3 Critical Functions AI Performs That Predictive Coding Can’t

3 Critical Functions AI Performs That Predictive Coding Can’t

“Machines should be able to sift through the noise, help us overcome our biases…not [provide] shallow predictions,” says David Ferrucci (Machine Learning vs Machine Understanding, 2020).  Ferrucci—the IBM Watson team founder made famous for besting the Jeopardy! champions in 2011—goes on to point out that another serious limitation to traditional machine learning (ML) approaches is that they provide their right or wrong results without explanation.

This award-winning artificial intelligence (AI) researcher may have never heard of Technology-Assisted Review (TAR), TAR 2.0, privilege review, or privilege review logs. But he could easily be describing why TAR (or predictive coding) is ill-suited to assisting attorneys with the most laborious and costly step in the document review process: review for privilege and other sensitive information and the creation of privilege logs.

This is not to disparage the efficacy of predictive coding techniques as a tool for sorting and prioritizing review of relevant (R) and not relevant (NR) documents. “But when it comes to privilege, it’s a different story,” notes Reed Smith LLP Partner and Records & E-Discovery Group Chair, David Cohen. “Privilege is much more nuanced. It has a lot more to do with roles and relationships…And I think that virtually all of the folks that make the predictive coding software will tell you that it doesn’t work very well for privilege” (A Better Way for Harnessing AI for Accuracy & Productivity, 2021). 

Ultimately, to consider the use of AI for privilege review, three significant hurdles must be overcome: 1) superior recall rates, 2) human relationship-based analytics, and 3) explicability. 

Using AI to Solve the 3 Core Challenges of Privilege Review 

Using mathematical models of text occurrences in documents, and reliant on the structured data provided by sample coding to get at the “right answer,” predictive coding techniques like TAR, cannot overcome these privilege review hurdles. 

The solution requires something deeper. And advanced AI employing deep learning (DL) that leverages multiple layers of neural networks (patterned on the human brain) has proven capable of meeting this challenge. Importantly, “Deep learning models are capable of unsupervised learning. They can detect previously undetected features or patterns in data that aren't labeled…” (IBM, 2020, emphasis added). TAR requires the “labeling” provided through the supervised learning regimens (i.e., training).

Importantly, as AI does not require supervised training, it removes bias introduced through these trainer interactions: Continuous learning is built into the AI brain. That said, “Deep machine learning can leverage labeled datasets to inform its algorithm,” but it doesn’t require them and can “train itself” (Kavlakoglu, 2020). 

Challenge 1: Near-perfect recall rates

While we are past arguing the “myth of perfection” regarding eyes-on-paper document review versus predictive coding, privilege review is another matter entirely. As Munger Tolles & Olson LLP eDiscovery Counsel Bobby Malhotra puts it, “In a responsiveness review 80% recall rate may be acceptable, reasonable, and defensible…When it comes to privilege the margin of error is razor-thin” (Trust, But Verify, 2021). As such, priv review will always require both strong quality control regimens and review by expert counsel. 

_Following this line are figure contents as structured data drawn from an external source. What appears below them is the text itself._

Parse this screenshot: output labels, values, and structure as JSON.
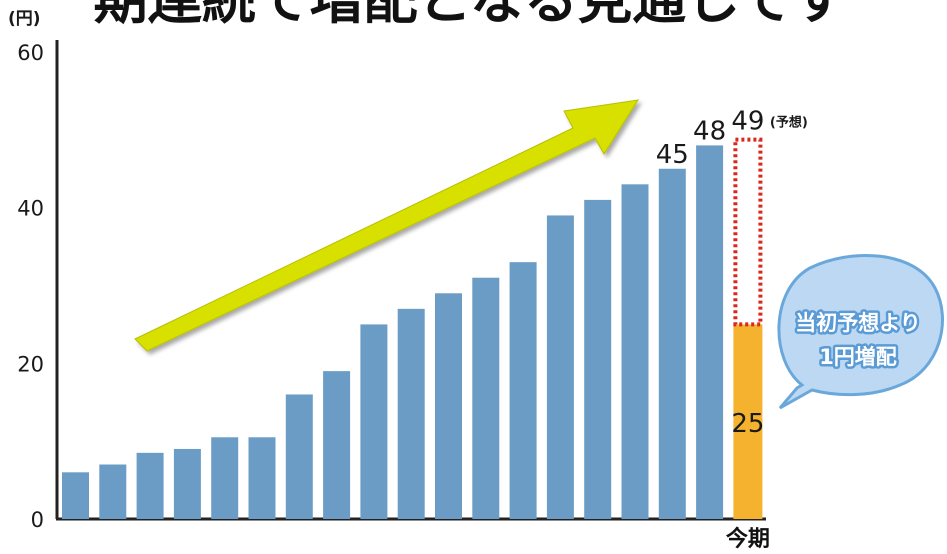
{
  "chart_data": {
    "type": "bar",
    "title": "期連続で増配となる見通しです",
    "y_unit": "(円)",
    "ylim": [
      0,
      60
    ],
    "yticks": [
      0,
      20,
      40,
      60
    ],
    "grid": false,
    "legend": "none",
    "current_period_label": "今期",
    "values": [
      6,
      7,
      8.5,
      9,
      10.5,
      10.5,
      16,
      19,
      25,
      27,
      29,
      31,
      33,
      39,
      41,
      43,
      45,
      48
    ],
    "value_labels": {
      "16": "45",
      "17": "48"
    },
    "current": {
      "base_value": 25,
      "forecast_value": 49,
      "base_label": "25",
      "forecast_label": "49",
      "forecast_note": "(予想)"
    },
    "callout": [
      "当初予想より",
      "1円増配"
    ],
    "colors": {
      "bar": "#6a9cc6",
      "current_bar": "#f4b22e",
      "forecast_outline": "#d9281e",
      "arrow": "#d8e000",
      "bubble_fill": "#bcd8f2",
      "bubble_stroke": "#6aa8dc"
    }
  }
}
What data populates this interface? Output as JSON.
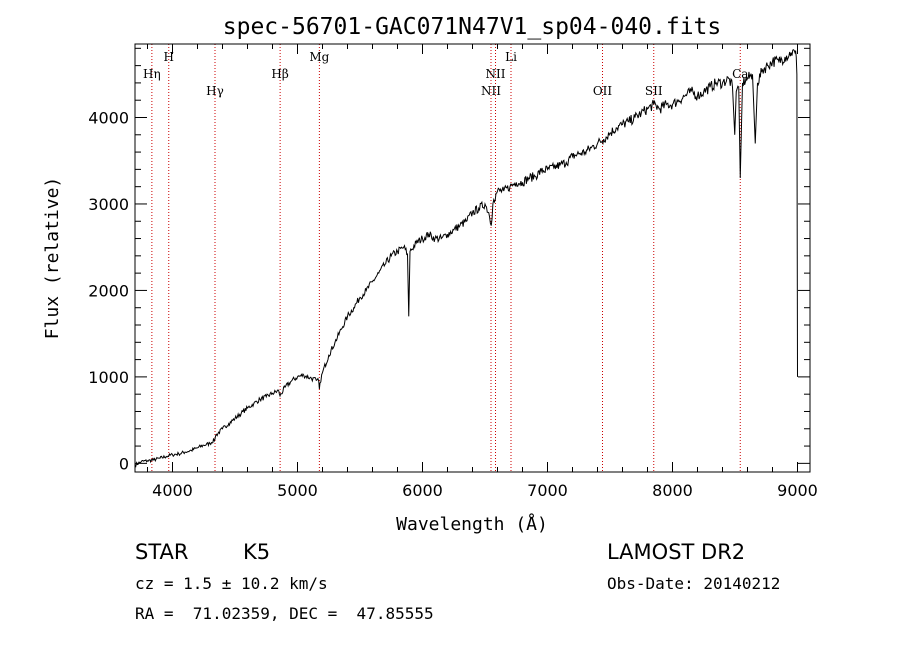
{
  "chart_data": {
    "type": "line",
    "title": "spec-56701-GAC071N47V1_sp04-040.fits",
    "xlabel": "Wavelength (Å)",
    "ylabel": "Flux (relative)",
    "xlim": [
      3700,
      9100
    ],
    "ylim": [
      -100,
      4850
    ],
    "xticks": [
      4000,
      5000,
      6000,
      7000,
      8000,
      9000
    ],
    "yticks": [
      0,
      1000,
      2000,
      3000,
      4000
    ],
    "xtick_labels": [
      "4000",
      "5000",
      "6000",
      "7000",
      "8000",
      "9000"
    ],
    "ytick_labels": [
      "0",
      "1000",
      "2000",
      "3000",
      "4000"
    ],
    "grid": false,
    "line_color": "#000000",
    "marker_color": "#cc0000",
    "series": [
      {
        "x": [
          3700,
          3750,
          3800,
          3850,
          3900,
          3950,
          4000,
          4050,
          4100,
          4150,
          4200,
          4250,
          4300,
          4340,
          4345,
          4400,
          4450,
          4500,
          4550,
          4600,
          4650,
          4700,
          4750,
          4800,
          4850,
          4860,
          4900,
          4950,
          5000,
          5050,
          5100,
          5150,
          5170,
          5175,
          5180,
          5200,
          5250,
          5300,
          5350,
          5400,
          5450,
          5500,
          5550,
          5600,
          5650,
          5700,
          5750,
          5800,
          5850,
          5880,
          5890,
          5900,
          5950,
          6000,
          6050,
          6100,
          6150,
          6200,
          6250,
          6300,
          6350,
          6400,
          6450,
          6500,
          6530,
          6550,
          6563,
          6570,
          6600,
          6650,
          6700,
          6750,
          6800,
          6850,
          6900,
          6950,
          7000,
          7050,
          7100,
          7150,
          7200,
          7250,
          7300,
          7350,
          7400,
          7450,
          7500,
          7550,
          7600,
          7650,
          7700,
          7750,
          7800,
          7850,
          7900,
          7950,
          8000,
          8050,
          8100,
          8150,
          8200,
          8250,
          8300,
          8350,
          8400,
          8450,
          8480,
          8498,
          8510,
          8530,
          8542,
          8560,
          8600,
          8640,
          8662,
          8680,
          8720,
          8760,
          8800,
          8850,
          8900,
          8950,
          8980,
          8990,
          8995,
          9000
        ],
        "y": [
          -20,
          20,
          30,
          40,
          60,
          80,
          100,
          110,
          130,
          150,
          180,
          210,
          230,
          280,
          320,
          400,
          460,
          520,
          580,
          640,
          690,
          740,
          770,
          810,
          840,
          780,
          880,
          950,
          1000,
          1020,
          990,
          960,
          950,
          860,
          930,
          1050,
          1250,
          1400,
          1550,
          1700,
          1800,
          1920,
          2000,
          2100,
          2200,
          2300,
          2400,
          2450,
          2500,
          2420,
          1700,
          2450,
          2550,
          2600,
          2650,
          2600,
          2600,
          2650,
          2700,
          2750,
          2800,
          2900,
          2950,
          3000,
          2900,
          2750,
          3000,
          3050,
          3150,
          3150,
          3200,
          3250,
          3250,
          3300,
          3320,
          3380,
          3400,
          3420,
          3450,
          3480,
          3550,
          3580,
          3600,
          3650,
          3700,
          3750,
          3820,
          3880,
          3920,
          3950,
          4000,
          4050,
          4100,
          4150,
          4100,
          4150,
          4150,
          4200,
          4250,
          4300,
          4250,
          4300,
          4350,
          4400,
          4400,
          4450,
          4350,
          3800,
          4300,
          4350,
          3300,
          4400,
          4450,
          4500,
          3700,
          4400,
          4550,
          4600,
          4650,
          4650,
          4700,
          4750,
          4750,
          4700,
          4500,
          1000
        ]
      }
    ],
    "markers": [
      {
        "label": "H",
        "x": 3970,
        "row": 0
      },
      {
        "label": "Mg",
        "x": 5175,
        "row": 0
      },
      {
        "label": "Li",
        "x": 6708,
        "row": 0
      },
      {
        "label": "NII",
        "x": 6584,
        "row": 1
      },
      {
        "label": "Ca",
        "x": 8542,
        "row": 1
      },
      {
        "label": "Hη",
        "x": 3835,
        "row": 1
      },
      {
        "label": "Hβ",
        "x": 4861,
        "row": 1
      },
      {
        "label": "Hγ",
        "x": 4340,
        "row": 2
      },
      {
        "label": "NII",
        "x": 6548,
        "row": 2
      },
      {
        "label": "OII",
        "x": 7440,
        "row": 2
      },
      {
        "label": "SII",
        "x": 7850,
        "row": 2
      }
    ]
  },
  "info": {
    "class": "STAR",
    "subclass": "K5",
    "survey": "LAMOST DR2",
    "cz": "cz = 1.5 ± 10.2 km/s",
    "obs_date": "Obs-Date: 20140212",
    "coords": "RA =  71.02359, DEC =  47.85555"
  }
}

The stakes are far higher with privilege than with relevance reviews and include not only the disclosure of privileged attorney communications, advice, and work product, but possibly the exposure of corporate IP, as well as PII, and “sensitive personal data” (as recently defined by California’s CPRA).

Given the reliance on text-based analysis, it is unlikely that predictive coding techniques would even approach 80% accuracy in a potentially privileged review. Privilege is far too nuanced. And much of that nuance is a function not of text but of roles and relationships. 

Challenge 2: Analysis based on roles & relationships, not text

As predictive coding algorithms are designed to analyze text (what is being said) it is a poor fit for privilege, which is very much a function of who is saying it. A model that grasps how attorneys speak and comprehends roles and relationships solves for this challenge. 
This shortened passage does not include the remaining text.